Si anteayer repelaba por la oferta leonina de internet —nada menos que 17 dólares por 24 horas de conexión en teoría veloz y en realidad mediocre—, hoy me cuelgo del WiFi con apego de náufrago agradecido. (Pensándolo mejor, la próxima vez que alguien me pregunte qué llevaría conmigo a una isla desierta, me luciré diciendo que no preciso más que una laptop, un módem y un router funcionando.) Enciendo el iTunes y paladeo el sarcasmo de escuchar a Sinatra cantando a “la ciudad que nunca duerme”. (Excepto, eso sí, cuando Irene u Osama logran ponerla en estado de coma.) Y eso es lo que repiten los noticieros: hace diez años que estas calles no lucían así. Días después de sobrevivir a un terremoto más ruidoso que dañino, la ciudad da una nueva oportunidad a los agoreros del Armagedón, muchos de ellos de acuerdo en que el final del mundo tendría que empezar por aquí.

3. Huracán que se duerme

Debe de ser efecto del morbo y sus expectativas catastrofistas, pero algo hay de dichosa decepción en la mañana seca del domingo. Contra todo pronóstico, la ciudad reaparece poblada de paseantes que disparan sus cámaras en todas direcciones. Unos se toman fotos al lado de los carros de bomberos o encima de los sacos de arena que están allí de adorno, por lo visto (o en fin, por lo no visto), si bien la mayoría se contenta con llevarse una imagen anticlimática de la Quinta Avenida medio vacía. En cuanto al Central Park, que a estas alturas bien podría ser un escenario sobrecogedor, sus visitantes han ido arrancando las cintas plásticas que prohibían el paso y ya se mezclan entre pájaros y palomas, animales mejor facultados que uno para pronosticar los cambios atmosféricos. Nada parece tan reconfortante como verlos volar entre ramas y bancas. Si según ellos todo sigue bien, respiro finalmente, ya podemos ir prescindiendo de los noticieros.

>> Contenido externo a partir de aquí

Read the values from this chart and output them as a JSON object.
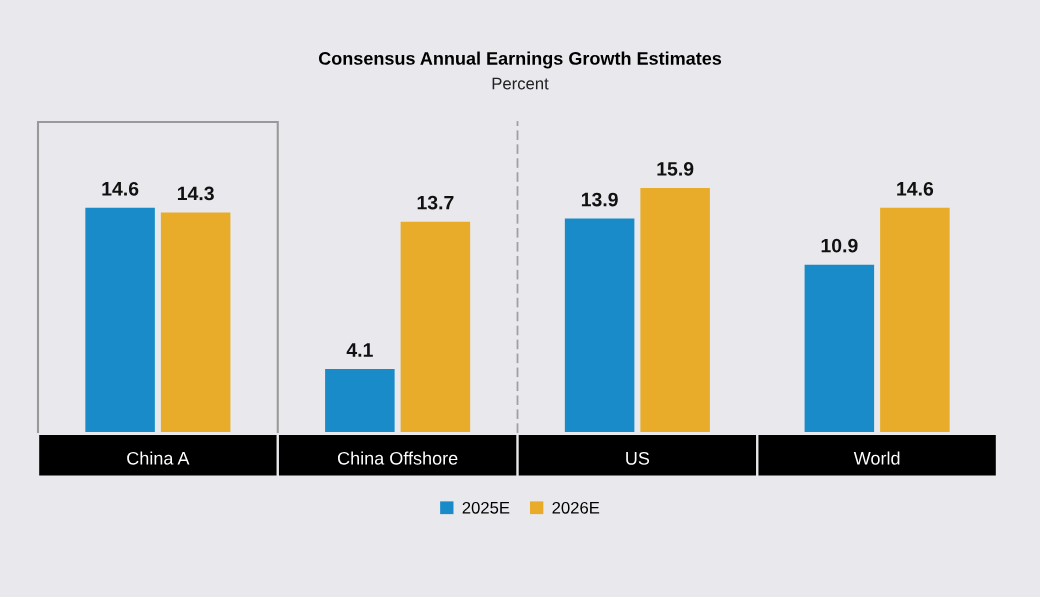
{
  "chart_data": {
    "type": "bar",
    "title": "Consensus Annual Earnings Growth Estimates",
    "subtitle": "Percent",
    "categories": [
      "China A",
      "China Offshore",
      "US",
      "World"
    ],
    "series": [
      {
        "name": "2025E",
        "color": "#1a8bc9",
        "values": [
          14.6,
          4.1,
          13.9,
          10.9
        ]
      },
      {
        "name": "2026E",
        "color": "#e8ac2a",
        "values": [
          14.3,
          13.7,
          15.9,
          14.6
        ]
      }
    ],
    "data_labels": true,
    "legend": "bottom",
    "grid": false
  }
}
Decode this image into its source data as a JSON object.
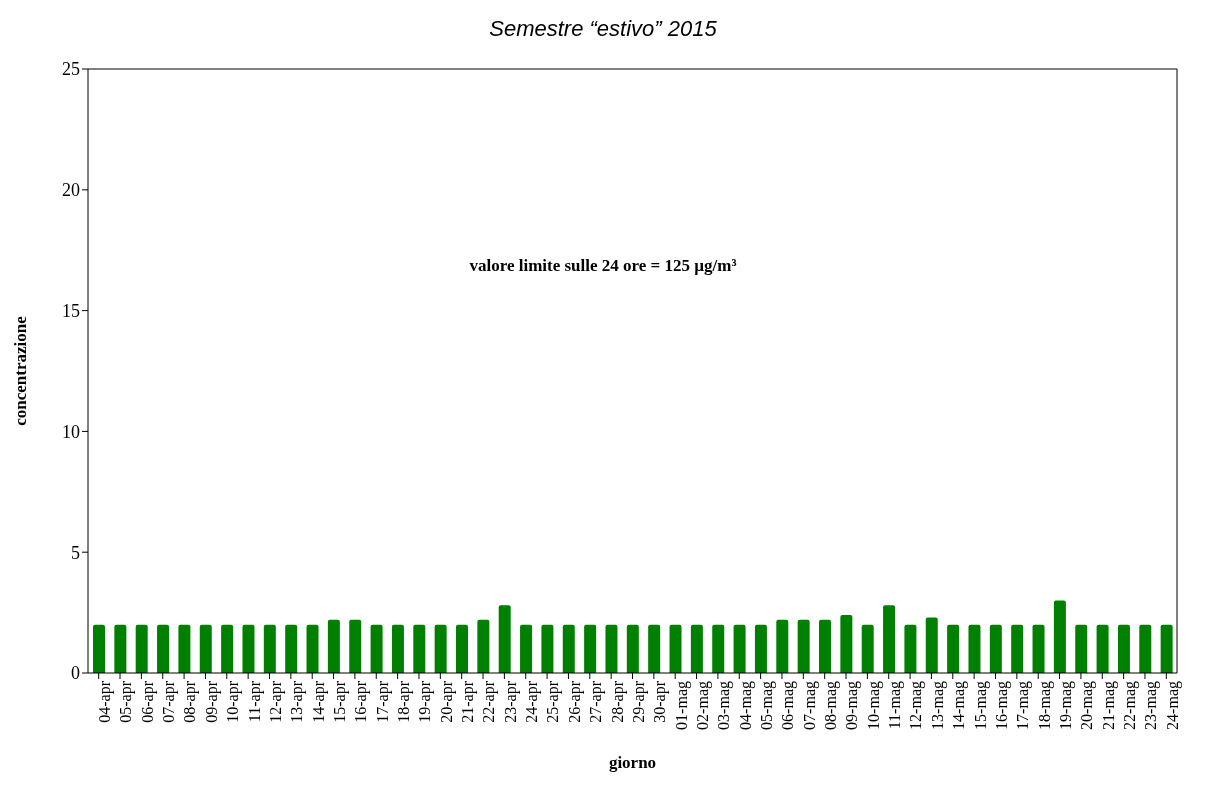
{
  "chart_data": {
    "type": "bar",
    "title": "Semestre “estivo” 2015",
    "xlabel": "giorno",
    "ylabel": "concentrazione",
    "annotations": [
      "valore limite sulle 24 ore = 125 µg/m³"
    ],
    "categories": [
      "04-apr",
      "05-apr",
      "06-apr",
      "07-apr",
      "08-apr",
      "09-apr",
      "10-apr",
      "11-apr",
      "12-apr",
      "13-apr",
      "14-apr",
      "15-apr",
      "16-apr",
      "17-apr",
      "18-apr",
      "19-apr",
      "20-apr",
      "21-apr",
      "22-apr",
      "23-apr",
      "24-apr",
      "25-apr",
      "26-apr",
      "27-apr",
      "28-apr",
      "29-apr",
      "30-apr",
      "01-mag",
      "02-mag",
      "03-mag",
      "04-mag",
      "05-mag",
      "06-mag",
      "07-mag",
      "08-mag",
      "09-mag",
      "10-mag",
      "11-mag",
      "12-mag",
      "13-mag",
      "14-mag",
      "15-mag",
      "16-mag",
      "17-mag",
      "18-mag",
      "19-mag",
      "20-mag",
      "21-mag",
      "22-mag",
      "23-mag",
      "24-mag"
    ],
    "values": [
      2,
      2,
      2,
      2,
      2,
      2,
      2,
      2,
      2,
      2,
      2,
      2.2,
      2.2,
      2,
      2,
      2,
      2,
      2,
      2.2,
      2.8,
      2,
      2,
      2,
      2,
      2,
      2,
      2,
      2,
      2,
      2,
      2,
      2,
      2.2,
      2.2,
      2.2,
      2.4,
      2,
      2.8,
      2,
      2.3,
      2,
      2,
      2,
      2,
      2,
      3,
      2,
      2,
      2,
      2,
      2
    ],
    "color": "#008000",
    "ylim": [
      0,
      25
    ],
    "yticks": [
      0,
      5,
      10,
      15,
      20,
      25
    ]
  }
}
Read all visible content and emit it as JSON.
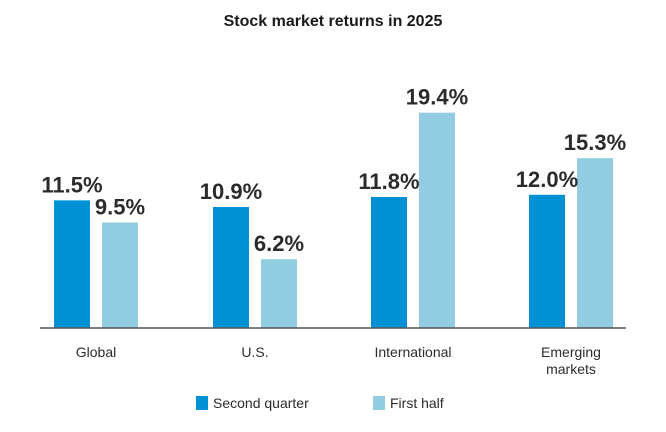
{
  "chart_data": {
    "type": "bar",
    "title": "Stock market returns in 2025",
    "categories": [
      [
        "Global"
      ],
      [
        "U.S."
      ],
      [
        "International"
      ],
      [
        "Emerging",
        "markets"
      ]
    ],
    "series": [
      {
        "name": "Second quarter",
        "color": "#0091d5",
        "values": [
          11.5,
          10.9,
          11.8,
          12.0
        ],
        "labels": [
          "11.5%",
          "10.9%",
          "11.8%",
          "12.0%"
        ]
      },
      {
        "name": "First half",
        "color": "#92cce0",
        "values": [
          9.5,
          6.2,
          19.4,
          15.3
        ],
        "labels": [
          "9.5%",
          "6.2%",
          "19.4%",
          "15.3%"
        ]
      }
    ],
    "ylim": [
      0,
      20
    ],
    "grid": false,
    "legend_position": "bottom",
    "axis_color": "#555555"
  }
}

Hace dos días que la cama está deshecha, pero el caos se mira diferente cuando regresa uno de la realidad con la certeza clara de que mañana todo seguirá igual y el milagro de las calles repletas parecerá lo más normal del mundo. Irene, al cabo, nos ha puesto un plantón espectacular, igual que esos castigos que de niños temimos como al infierno y a la mera hora nunca se presentaron. Imposible medir la talla de este alivio. Ya lo dicen de pronto por aquí: la ausencia de noticias es de repente la mejor noticia.